Je respire. Je n’entends que le bruit du vent. Comme si j’étais un coquillage et que l’air me traversait entièrement. Quand je peux m’allonger à même le sol et que je peux fermer les yeux, baisser ma garde, c’est là que je me sens vraiment libre. Dans la vacuité, mon âme trouve le repos.

Dans un immense internat pour jeunes filles, la vie suit son cours paisiblement. Entre la cantine, les activités sportives et les cours, le quotidien monotone de Margot n’est troublé que par quelques escapades dans une aile abandonnée de l’établissement, qui l’attire irrésistiblement. C’est justement alors qu’elle s’y aventure qu’un événement inattendu se produit : le Phénomène. Une alarme retentit, et l’internat entier est évacué dans la panique. Margot, isolée, n’a pas le temps de fuir. Coincée à l’intérieur avec d’autres élèves restées sur place, elle devra apprendre à survivre face aux dangers mystérieux que recèle ce phénomène.
Yon est une œuvre construite sur une prémisse, certes déjà vue, mais que j’adore : des enfants plongés dans une situation extraordinaire, coupés de leurs repères, forcés de s’adapter pour survivre. Ce thème a déjà été brillamment exploré dans des œuvres comme Seuls, L’École emportée, Dragon Head ou encore The Promised Neverland — toutes héritières, de près ou de loin, de Sa Majesté des Mouches.

Les récits d’exode sont toujours fascinants.
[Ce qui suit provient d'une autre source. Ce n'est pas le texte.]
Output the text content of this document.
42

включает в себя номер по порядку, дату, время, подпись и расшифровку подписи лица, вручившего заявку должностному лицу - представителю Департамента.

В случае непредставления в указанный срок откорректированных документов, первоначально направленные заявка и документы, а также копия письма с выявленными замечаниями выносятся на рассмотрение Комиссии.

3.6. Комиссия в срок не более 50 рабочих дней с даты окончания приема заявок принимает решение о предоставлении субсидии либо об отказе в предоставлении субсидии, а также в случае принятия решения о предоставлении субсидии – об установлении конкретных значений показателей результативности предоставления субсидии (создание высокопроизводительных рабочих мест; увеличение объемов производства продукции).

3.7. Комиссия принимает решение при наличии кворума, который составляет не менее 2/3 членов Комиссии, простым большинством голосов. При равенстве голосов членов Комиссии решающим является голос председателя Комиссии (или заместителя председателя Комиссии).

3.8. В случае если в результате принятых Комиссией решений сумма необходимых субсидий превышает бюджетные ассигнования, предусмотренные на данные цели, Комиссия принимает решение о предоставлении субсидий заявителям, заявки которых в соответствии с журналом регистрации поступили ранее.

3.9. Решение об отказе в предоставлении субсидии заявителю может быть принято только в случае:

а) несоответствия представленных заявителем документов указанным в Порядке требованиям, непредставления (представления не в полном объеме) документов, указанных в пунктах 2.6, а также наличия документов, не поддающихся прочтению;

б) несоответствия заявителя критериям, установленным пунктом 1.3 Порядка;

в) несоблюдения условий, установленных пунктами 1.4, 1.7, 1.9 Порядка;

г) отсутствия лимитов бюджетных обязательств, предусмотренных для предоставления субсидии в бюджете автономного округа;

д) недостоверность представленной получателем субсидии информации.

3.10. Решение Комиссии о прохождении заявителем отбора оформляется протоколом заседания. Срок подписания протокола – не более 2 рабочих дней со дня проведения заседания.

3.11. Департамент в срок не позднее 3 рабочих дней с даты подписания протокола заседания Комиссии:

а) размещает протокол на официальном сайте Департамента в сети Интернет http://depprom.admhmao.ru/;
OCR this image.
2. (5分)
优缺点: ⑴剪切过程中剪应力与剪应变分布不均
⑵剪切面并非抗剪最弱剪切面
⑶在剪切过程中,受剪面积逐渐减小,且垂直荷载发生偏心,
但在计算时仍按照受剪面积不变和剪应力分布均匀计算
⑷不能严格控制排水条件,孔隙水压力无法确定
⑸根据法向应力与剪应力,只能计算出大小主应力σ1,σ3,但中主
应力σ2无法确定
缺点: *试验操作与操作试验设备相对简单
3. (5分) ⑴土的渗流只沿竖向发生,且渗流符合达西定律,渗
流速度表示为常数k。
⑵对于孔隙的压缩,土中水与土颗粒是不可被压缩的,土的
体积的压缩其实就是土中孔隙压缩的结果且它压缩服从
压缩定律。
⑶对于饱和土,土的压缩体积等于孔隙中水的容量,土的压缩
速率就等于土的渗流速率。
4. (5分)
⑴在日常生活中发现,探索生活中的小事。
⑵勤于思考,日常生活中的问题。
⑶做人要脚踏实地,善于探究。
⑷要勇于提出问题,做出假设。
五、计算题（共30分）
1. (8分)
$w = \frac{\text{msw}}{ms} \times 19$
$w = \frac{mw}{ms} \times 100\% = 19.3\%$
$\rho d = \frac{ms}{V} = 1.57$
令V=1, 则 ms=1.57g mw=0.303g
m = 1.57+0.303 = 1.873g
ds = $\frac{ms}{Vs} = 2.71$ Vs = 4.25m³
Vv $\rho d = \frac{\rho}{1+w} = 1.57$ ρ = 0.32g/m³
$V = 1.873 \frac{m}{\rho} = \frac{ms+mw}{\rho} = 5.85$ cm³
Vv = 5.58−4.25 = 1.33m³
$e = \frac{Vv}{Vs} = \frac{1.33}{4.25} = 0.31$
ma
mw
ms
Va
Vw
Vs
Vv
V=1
Ils permettent d’introduire mystère et tension à travers des problématiques de survie et d’organisation collective. Ce qui les rend particulièrement puissants, c’est le choix de jeunes protagonistes.
Là où des adultes pourraient structurer la survie selon leurs compétences, leur métier ou leur statut, les enfants, eux, doivent faire émerger un ordre nouveau. Et cette dynamique est naturellement riche en conflits, en drames… donc en récits captivants.
Ici, cependant, le ton est tout autre. Du moins, dans ce premier tome. Le danger est bien présent, palpable, mais jamais écrasant ni terrifiant. Il y a moins de tension que dans d’autres récits du même genre, et bien plus d’atmosphère. Une ambiance étrange, presque onirique, où le suspense s’installe doucement.
Le contexte semble d’abord très banal, presque rassurant, mais le monde se révèle peu à peu plus étrange qu’il n’y paraît. Subtilement, détail après détail, une inquiétante étrangeté s’installe.
On remarque, par exemple, une rouille omniprésente, des salles de classe aux dimensions inhabituelles… une ambiance trouble et brumeuse se dégage de cette école, comme si elle appartenait à un autre monde.
Margot, notre héroïne, est profondément antisociale. Décrite comme morose par ses professeurs et « pas nette » par ses camarades, elle cherche constamment l’isolement. Ce n’est pas qu’elle est rejetée ; au contraire, Margot exprime clairement son besoin de solitude. De nombreuses planches la montrent seule : elle mange seule, reste à l’écart sur le terrain de sport, et erre dans l’aile abandonnée.
Ces moments de silence et de calme sont magnifiquement rendus. Ils contrastent fortement avec les scènes de groupe, où les élèves parlent toutes en même temps, dans une cacophonie presque étouffante. L’œuvre m’a mis dans un état presque méditatif, où je ressentais chaque onomatopée, et où chaque silence semblait peser.
C’est une œuvre vraiment réussie, à la fois relaxante et haletante. On a autant envie d’en apprendre davantage sur ce monde étrange et les créatures qui y rôdent que sur les personnages eux-mêmes. C’est fluide, accessible, et porté par une ambiance unique.
La série comptera quatre tomes, et le deuxième est prévu pour septembre. Une petite pépite francophone à ne pas manquer.
En trois minutes, le monde s’est retourné comme un gant.